Wednesday, July 29, 2009

How many errors does this book contain?


That's a question every author anxiously asks him/her/itself, as soon as the manuscript goes to press. Well, here is what happened regarding the Little Purple Book. By the way, the current list of errata appears on the Book's Page.

As errors and typos were being communicated by readers and carefully recorded, it appeared that it took till the thirtieth (30th) notification before a typo was reported twice. What does this tell us about the total number N of typos in the book?

Naturally, N is unknown. Assume that errors are reported uniformly at random. You'll recognize now a case of the well-known "birthday surprise" (also known as "birthday paradox"). Namely, on Earth (where N=365), it takes about 23 persons (on average, or with probability larger than 1/2) to obtain a sample where two people will have the same birthday. Now, our problem with estimating the number of errors in the book is of the same nature, but with a year that would have N days, instead of 365. The answer is as follows: the number of persons it takes to first obtain a colision of birthdates is on average approximately sqrt{pi N/2}. A discussion can be found on pages 114-115 of AC; this problem is a nice illustration of the power of exponential generating functions.

Let us say we observe that the first collision occurs on the rth trial. Then, we equate sqrt{\pi N/2} with r, and cleverly "deduce"(!) that N should be approximately 2r^2/pi. Fair enough, eh? With r=30, this predicts a number of errors of the order of 600 (the exact solution is 572.95...).

If we actually simulate the experiment, fixing the number N of errors, we find that this formula does predict the rough order of magnitude of N, but with a systematic multiplicative bias. What is going wrong here?

The problem is that the expectation of a square and the square of an expectation are not the same thing. Here, analysis teaches us that the expectation of the square of the time it takes to reach the first collision is asymptotic to 2N. Thus the "right" (i.e., asymptotically unbiased) estimator is in fact r^2/2. See AC, Note VI.25, p. 417, for a discussion. This leads us to infer that we should expect the actual number of errors in the Little Purple Book to be closer to 450, rather than the infamous 600. Soothing, isn't it?

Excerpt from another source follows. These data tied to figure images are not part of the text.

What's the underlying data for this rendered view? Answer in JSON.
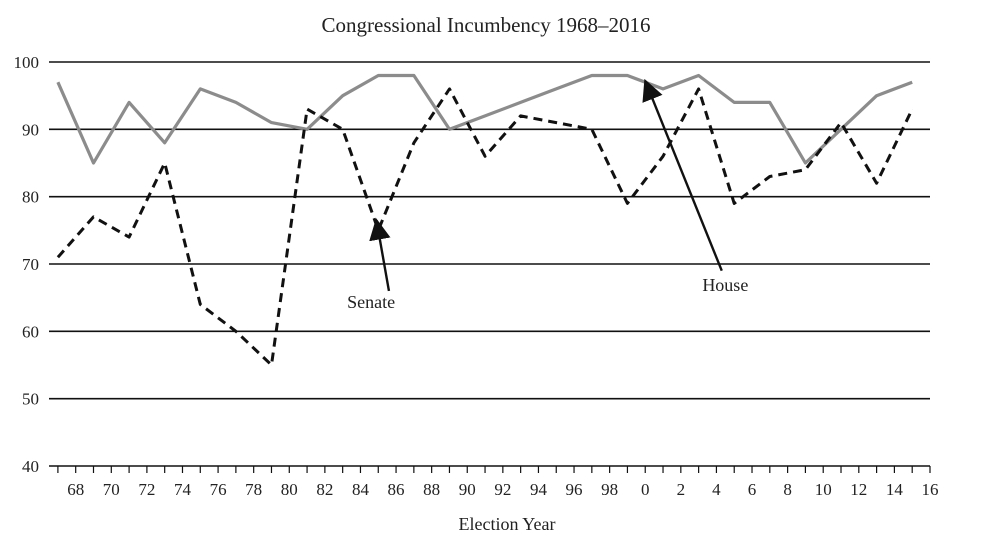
{
  "chart_data": {
    "type": "line",
    "title": "Congressional Incumbency 1968–2016",
    "xlabel": "Election Year",
    "ylabel": "",
    "xlim": [
      1966.5,
      2016
    ],
    "ylim": [
      40,
      100
    ],
    "yticks": [
      40,
      50,
      60,
      70,
      80,
      90,
      100
    ],
    "xticks": [
      1968,
      1970,
      1972,
      1974,
      1976,
      1978,
      1980,
      1982,
      1984,
      1986,
      1988,
      1990,
      1992,
      1994,
      1996,
      1998,
      2000,
      2002,
      2004,
      2006,
      2008,
      2010,
      2012,
      2014,
      2016
    ],
    "xtick_labels": [
      "68",
      "70",
      "72",
      "74",
      "76",
      "78",
      "80",
      "82",
      "84",
      "86",
      "88",
      "90",
      "92",
      "94",
      "96",
      "98",
      "0",
      "2",
      "4",
      "6",
      "8",
      "10",
      "12",
      "14",
      "16"
    ],
    "grid": "horizontal",
    "series": [
      {
        "name": "House",
        "style": "solid",
        "color": "#8c8c8c",
        "x": [
          1967,
          1969,
          1971,
          1973,
          1975,
          1977,
          1979,
          1981,
          1983,
          1985,
          1987,
          1989,
          1991,
          1993,
          1995,
          1997,
          1999,
          2001,
          2003,
          2005,
          2007,
          2009,
          2011,
          2013,
          2015
        ],
        "y": [
          97,
          85,
          94,
          88,
          96,
          94,
          91,
          90,
          95,
          98,
          98,
          90,
          92,
          94,
          96,
          98,
          98,
          96,
          98,
          94,
          94,
          85,
          90,
          95,
          97
        ]
      },
      {
        "name": "Senate",
        "style": "dashed",
        "color": "#111111",
        "x": [
          1967,
          1969,
          1971,
          1973,
          1975,
          1977,
          1979,
          1981,
          1983,
          1985,
          1987,
          1989,
          1991,
          1993,
          1995,
          1997,
          1999,
          2001,
          2003,
          2005,
          2007,
          2009,
          2011,
          2013,
          2015
        ],
        "y": [
          71,
          77,
          74,
          85,
          64,
          60,
          55,
          93,
          90,
          75,
          88,
          96,
          86,
          92,
          91,
          90,
          79,
          86,
          96,
          79,
          83,
          84,
          91,
          82,
          93
        ]
      }
    ],
    "annotations": [
      {
        "text": "Senate",
        "series": "Senate",
        "label_at": [
          1984.6,
          63.5
        ],
        "arrow_from": [
          1985.6,
          66
        ],
        "arrow_to": [
          1984.9,
          76.5
        ]
      },
      {
        "text": "House",
        "series": "House",
        "label_at": [
          2004.5,
          66
        ],
        "arrow_from": [
          2004.3,
          69
        ],
        "arrow_to": [
          2000,
          97.2
        ]
      }
    ]
  }
}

Of course, there are limitations. First, the statistical procedure is not very accurate: its accuracy can be gauged by estimating the expectation of the fourth power of r, in itself a less trivial math exercise. Worse, we expect the figures, 450 and even 600, to be gross understimates since errors are not picked up uniformly at random --the ones closer to the beginning are more likely to be found than the ones in arcane corners of the book. So, a mistake per page sounds more like a reasonable possibility, and the book has 824 pages in total... Depressing!

Where does the idea of such an estimator come from? I first heard it more than twenty years ago from Gilles Brassard, while he was preparing his book with P. Bratley on algorithms. In order to determine how many balls an urn has, repeatedly pick up a ball at random (shake the urn!), mark the ball just picked up (say, with a touch of paint), and repeat until an already marked ball surfaces. Return half the square of the number of steps. Et voila!


To be honest, till to-day, I couldn't think of a real case of application of Brassard's algorithm and I was viewing it mostly as a thought experiment, a gedanken experiment, as a physicist would say. Perhaps we have here the first actual use of Brassard's algorithm. At any rate, his sampling-based algorithm has pedagogical value: it demonstrates that you can really achieve something with sublinear resources. Refer to the many probabilisic stream algorithms that are now known, the current research on property testing, and so on.

Wednesday, June 24, 2009

Hi! After nearly a year of final adjustments, copy-editing, and production work at the Press, the book Analytic Combinatorics eventually became available in January 2009. Cambridge University Press has done a great job and our editor, David Tranah, was a great help, throughout the whole process.

I'd like to remind everybody that, thanks to a special arrangement with CUP, we, authors, retain the non-exclusive copyright of the electronic edition. Thus, the manuscript continues to be freely available to individual users from the authors' home pages.

I plan to maintain a page with some goodies at the book's URL, from which the entire text (about 13MB in PDF) can be downloaded.

In this blog, I hope to report on new results relative to analytic combinatorics, possibly discuss the choice of topics in the book and/or stories. Comments are also most welcome regarding the contents of the book and possible mistakes or oversights--we hope to have a new edition out some time in the future. It'd be nice also, if people who teach from the book were kind enough to drop a line here, possibly with a pointer to their home/course page.